На большой Хабаровской выставке 1913 года карта стала жемчужиной экспозиции. Около неё толпились люди, была даже попытка украсть её. В 1916 году эта карта поразила русских учёных и востоковедов г. Харбина. Там они работали на Китайской восточной железной дороге, а Арсеньев ездил в Харбин с научной и экономической целями. В 1920-ых годах карта не раз была в Москве, где её смотрел всероссийский староста М. И. Калинин. В 1927 году Арсеньев возил карту в Японию, где представлял учёных Дальнего Востока. Дальневосточные учёные: лесовод А. М. Киселёв, профессора А. П. Нечаев и А. И. Куренцов не раз видели эту карту, как видели её и многие другие старожилы Хабаровска и Владивостока.
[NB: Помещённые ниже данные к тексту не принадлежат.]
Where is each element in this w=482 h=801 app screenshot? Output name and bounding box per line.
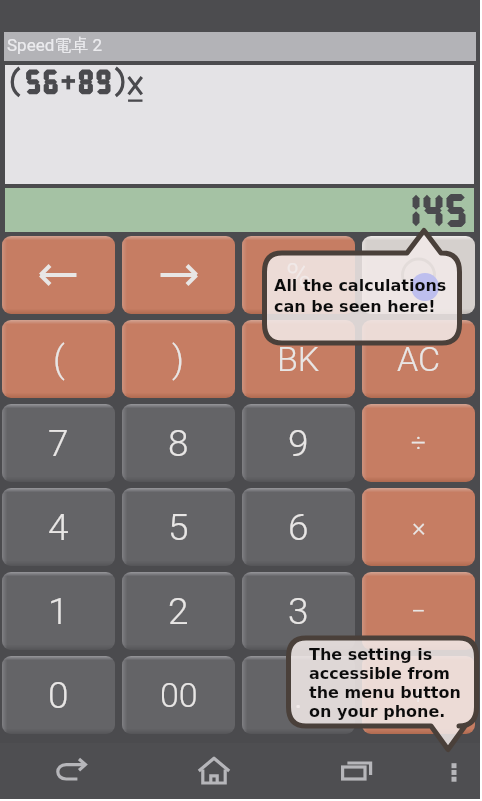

С 1913 года она висела в Хабаровском музее, где Арсеньев читал вдохновенные лекции. Владимир Клавдиевич возил с собой Большую карту в университеты, институты, мореходную школу, народные училища и другие места. Хорошо помнят карту морские капитаны Владивостока. ‘Дядя Шура’ рассказал о почётной для Арсеньева хабаровской встрече с В. К. Блюхером в 1930 г. По этой карте-картине Владимир Клавдиевич ознакомил выдающегося полководца с богатствами и возможностями края. Арсеньев тогда имел 1 золотую и 2 серебряные научные медали, а так же являлся лауреатом премии имени М. И. Венюкова. Через несколько лет после смерти Арсеньева в том же 1930 году карта исчезла. Жена путешественника, Анна Констатиновна полагала, что карта могла возвратиться в Хабаровск. ‘Дядя Шура’ был склонен думать, что Владимир Клавдиевич завещал её этнографам или подарил штабу. В 1914 году В. Е. Глуздовский издал во Владивостоке учебник географии приморско-амурской окраины. В учебнике есть рисованная рельефная вертикальная карта-картина Уссури и северного Сахалина, почерк надписей похож на арсеньевский, но на карте нет маршрутов землепроходцев и походов Арсеньева. Ко всему, она менее подробна, чем оригинал Владимира Клавдиевича. Быть может, это выборочная копия подлинной карты-картины.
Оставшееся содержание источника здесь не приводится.